From the Department of Shameless Self-Promotion


Recent Scholarship:


Day, Richard E., R Cleveland, and J Hyndman. "Berea College-Coeducationally and Racially Integrated: An Unlikely Contingency in the 1850s" In press at the Journal of Negro Education. Abstract: In this paper we consider the anti-slavery ministry of Rev. John G. Fee and the unlikely establishment of Berea College in Kentucky in the 1850s; the first college in the southern United States to be coeducationally and racially integrated. The Berea case illustrates how early twentieth century legal institutions were suffused with racism and justifications for racial discrimination even to the extent that the court neutered the laws intended to provide redress to black citizens, while approving of racial prejudice as a natural protection from what it considered to be an unnatural amalgamation.

Working Papers

Working Title: The Rural School Improvement Project:...1953-1957


Day, Richard E., Lindsey DeVries and Amanda Hoover. (Working Title) "The Rural School Improvement Project:...1953-1957." (Working Abstract)  Following so many decades of poverty and isolation, it is no easy task to gauge the impact of a program like Berea College's Rural School Improvement Project on the children and communities of southeastern Kentucky. Like the progress-minded projects that came before it - and those that would come after - the seemingly intractable challenges attending the Appalachian region kept educational equity at bay. Indeed, it would take another thirty-two years before the landmark Kentucky Supreme Court decision in Rose v Council for Better Education would declare the state’s inequitable and inadequate school system to be unconstitutional. The Rural School Improvement Project worked directly with more than 5,000 children and 63 teaching teaching fellows in 38 different schools over 13 counties. Project estimates claimed an indirect impact on approximately 45,000 children within the RSIP school districts.

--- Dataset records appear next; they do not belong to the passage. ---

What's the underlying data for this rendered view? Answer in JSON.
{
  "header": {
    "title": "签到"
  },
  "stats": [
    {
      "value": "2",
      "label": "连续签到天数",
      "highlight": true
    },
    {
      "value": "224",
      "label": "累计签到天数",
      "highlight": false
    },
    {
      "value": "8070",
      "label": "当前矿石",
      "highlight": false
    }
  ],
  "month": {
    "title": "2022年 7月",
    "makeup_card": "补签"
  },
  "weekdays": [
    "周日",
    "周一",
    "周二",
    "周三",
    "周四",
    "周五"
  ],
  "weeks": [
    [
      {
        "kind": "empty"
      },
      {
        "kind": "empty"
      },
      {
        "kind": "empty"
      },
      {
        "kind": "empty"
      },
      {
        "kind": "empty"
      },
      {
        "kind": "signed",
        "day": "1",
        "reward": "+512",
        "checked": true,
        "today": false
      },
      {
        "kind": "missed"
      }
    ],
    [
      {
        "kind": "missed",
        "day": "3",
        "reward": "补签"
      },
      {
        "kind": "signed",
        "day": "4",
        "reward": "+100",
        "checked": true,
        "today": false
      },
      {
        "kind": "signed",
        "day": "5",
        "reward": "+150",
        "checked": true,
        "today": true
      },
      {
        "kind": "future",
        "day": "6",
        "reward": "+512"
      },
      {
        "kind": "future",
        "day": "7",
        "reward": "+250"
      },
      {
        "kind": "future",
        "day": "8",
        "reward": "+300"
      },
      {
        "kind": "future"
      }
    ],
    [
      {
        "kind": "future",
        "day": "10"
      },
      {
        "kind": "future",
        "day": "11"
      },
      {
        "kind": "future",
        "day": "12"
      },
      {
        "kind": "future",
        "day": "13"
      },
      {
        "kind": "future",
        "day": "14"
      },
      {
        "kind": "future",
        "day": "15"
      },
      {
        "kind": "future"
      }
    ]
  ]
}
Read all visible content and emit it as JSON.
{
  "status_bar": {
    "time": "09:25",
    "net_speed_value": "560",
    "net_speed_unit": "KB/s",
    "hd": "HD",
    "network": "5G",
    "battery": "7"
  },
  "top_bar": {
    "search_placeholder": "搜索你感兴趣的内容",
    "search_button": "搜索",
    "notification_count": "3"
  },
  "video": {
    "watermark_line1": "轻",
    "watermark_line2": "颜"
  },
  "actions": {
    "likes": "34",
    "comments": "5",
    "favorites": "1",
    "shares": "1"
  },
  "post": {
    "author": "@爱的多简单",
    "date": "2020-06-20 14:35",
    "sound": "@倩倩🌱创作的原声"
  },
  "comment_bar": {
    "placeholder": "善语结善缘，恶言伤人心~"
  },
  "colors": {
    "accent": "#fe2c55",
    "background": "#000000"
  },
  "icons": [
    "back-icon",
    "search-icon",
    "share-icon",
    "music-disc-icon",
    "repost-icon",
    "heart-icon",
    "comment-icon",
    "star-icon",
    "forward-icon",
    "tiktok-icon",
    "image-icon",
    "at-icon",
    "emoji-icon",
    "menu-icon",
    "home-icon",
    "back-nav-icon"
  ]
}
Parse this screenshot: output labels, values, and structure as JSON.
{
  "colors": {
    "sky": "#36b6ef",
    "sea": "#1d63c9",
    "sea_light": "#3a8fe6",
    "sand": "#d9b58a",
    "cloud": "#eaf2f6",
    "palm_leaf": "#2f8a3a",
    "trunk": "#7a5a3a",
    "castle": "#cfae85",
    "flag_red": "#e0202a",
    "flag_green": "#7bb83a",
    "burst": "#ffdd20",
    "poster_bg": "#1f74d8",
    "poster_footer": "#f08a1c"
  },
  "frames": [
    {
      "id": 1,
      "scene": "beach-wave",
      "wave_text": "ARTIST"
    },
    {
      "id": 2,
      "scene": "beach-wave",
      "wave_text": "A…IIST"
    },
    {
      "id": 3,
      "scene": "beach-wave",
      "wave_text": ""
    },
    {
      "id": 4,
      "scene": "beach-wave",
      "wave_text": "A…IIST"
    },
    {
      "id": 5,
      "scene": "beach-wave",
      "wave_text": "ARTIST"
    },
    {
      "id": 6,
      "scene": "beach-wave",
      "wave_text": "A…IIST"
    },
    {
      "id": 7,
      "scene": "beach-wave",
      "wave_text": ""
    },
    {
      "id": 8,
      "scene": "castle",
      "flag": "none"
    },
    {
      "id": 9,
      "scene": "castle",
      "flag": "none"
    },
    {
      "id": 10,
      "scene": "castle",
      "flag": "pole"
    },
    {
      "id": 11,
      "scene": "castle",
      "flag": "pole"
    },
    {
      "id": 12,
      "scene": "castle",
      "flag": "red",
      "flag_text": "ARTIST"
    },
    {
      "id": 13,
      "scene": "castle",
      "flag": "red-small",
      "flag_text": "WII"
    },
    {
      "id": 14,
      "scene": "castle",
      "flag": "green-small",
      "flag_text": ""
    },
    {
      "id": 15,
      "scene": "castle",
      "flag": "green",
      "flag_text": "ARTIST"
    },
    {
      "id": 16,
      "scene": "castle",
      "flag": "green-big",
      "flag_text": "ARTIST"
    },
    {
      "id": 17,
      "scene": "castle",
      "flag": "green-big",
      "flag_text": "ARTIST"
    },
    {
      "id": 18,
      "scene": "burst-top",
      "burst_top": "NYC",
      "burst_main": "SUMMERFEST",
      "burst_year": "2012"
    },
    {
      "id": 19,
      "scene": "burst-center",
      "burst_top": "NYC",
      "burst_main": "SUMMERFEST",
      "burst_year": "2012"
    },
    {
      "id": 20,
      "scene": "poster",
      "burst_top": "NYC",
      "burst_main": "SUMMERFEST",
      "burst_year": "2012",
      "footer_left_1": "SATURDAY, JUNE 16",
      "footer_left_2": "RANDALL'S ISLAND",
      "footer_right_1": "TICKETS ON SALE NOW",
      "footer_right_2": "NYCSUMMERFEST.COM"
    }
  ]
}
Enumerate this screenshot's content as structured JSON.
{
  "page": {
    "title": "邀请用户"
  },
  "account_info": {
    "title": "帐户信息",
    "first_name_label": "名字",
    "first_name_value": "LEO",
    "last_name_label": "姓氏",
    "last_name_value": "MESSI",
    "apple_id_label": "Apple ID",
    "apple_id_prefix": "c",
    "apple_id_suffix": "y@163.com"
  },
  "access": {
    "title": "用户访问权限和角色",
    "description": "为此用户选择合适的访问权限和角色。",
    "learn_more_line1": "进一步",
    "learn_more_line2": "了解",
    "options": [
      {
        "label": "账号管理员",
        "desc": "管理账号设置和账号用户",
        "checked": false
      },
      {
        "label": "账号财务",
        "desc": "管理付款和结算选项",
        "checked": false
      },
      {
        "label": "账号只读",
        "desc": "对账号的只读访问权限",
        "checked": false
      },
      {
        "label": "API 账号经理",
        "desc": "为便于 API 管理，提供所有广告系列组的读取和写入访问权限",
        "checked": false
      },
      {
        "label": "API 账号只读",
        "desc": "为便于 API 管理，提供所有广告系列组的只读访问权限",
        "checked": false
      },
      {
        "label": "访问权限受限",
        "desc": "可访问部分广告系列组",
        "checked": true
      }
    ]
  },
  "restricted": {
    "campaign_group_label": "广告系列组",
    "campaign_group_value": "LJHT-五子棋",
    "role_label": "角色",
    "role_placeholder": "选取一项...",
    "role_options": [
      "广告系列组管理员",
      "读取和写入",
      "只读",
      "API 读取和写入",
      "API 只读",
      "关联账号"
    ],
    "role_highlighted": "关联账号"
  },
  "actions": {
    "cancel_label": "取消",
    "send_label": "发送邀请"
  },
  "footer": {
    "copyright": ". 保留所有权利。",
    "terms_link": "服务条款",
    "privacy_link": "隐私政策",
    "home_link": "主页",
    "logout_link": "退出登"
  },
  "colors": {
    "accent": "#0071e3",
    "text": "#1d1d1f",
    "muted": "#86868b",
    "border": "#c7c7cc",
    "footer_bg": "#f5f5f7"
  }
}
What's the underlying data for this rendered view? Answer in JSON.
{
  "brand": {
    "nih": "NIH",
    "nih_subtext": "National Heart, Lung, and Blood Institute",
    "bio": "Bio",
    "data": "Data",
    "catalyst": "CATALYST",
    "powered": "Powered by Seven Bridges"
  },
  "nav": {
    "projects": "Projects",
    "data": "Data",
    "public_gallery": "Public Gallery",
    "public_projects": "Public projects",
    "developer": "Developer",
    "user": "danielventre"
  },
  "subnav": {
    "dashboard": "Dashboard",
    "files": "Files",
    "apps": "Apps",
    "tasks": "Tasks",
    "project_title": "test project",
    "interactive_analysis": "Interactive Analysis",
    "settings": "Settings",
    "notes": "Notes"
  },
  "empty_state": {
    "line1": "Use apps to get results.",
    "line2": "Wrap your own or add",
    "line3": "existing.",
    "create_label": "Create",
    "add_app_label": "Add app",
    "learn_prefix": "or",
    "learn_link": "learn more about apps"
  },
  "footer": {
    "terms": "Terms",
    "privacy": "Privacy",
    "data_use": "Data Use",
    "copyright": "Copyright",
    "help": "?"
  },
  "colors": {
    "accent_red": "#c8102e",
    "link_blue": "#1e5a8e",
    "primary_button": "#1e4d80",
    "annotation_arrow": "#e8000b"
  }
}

Working Title: Massillon Alexander Cassidy: Progressive Schoolman

Day, Richard E., and Lindsey DeVries. (Working Title) "Massillon Alexander Cassidy: Progressive Schoolman." (Working Abstract) We argue that M. A. Cassidy was the best example of a progressive school superintendent in early 20th century Kentucky. As a nationally recognized superintendent of the Fayette County and Lexington schools, Cassidy undertook an aggressive campaign to replace every school in the district while implementing numerous progressive educational programs and greatly increasing school attendance. We still consider this emerging research that could lead to a small book someday. Maybe.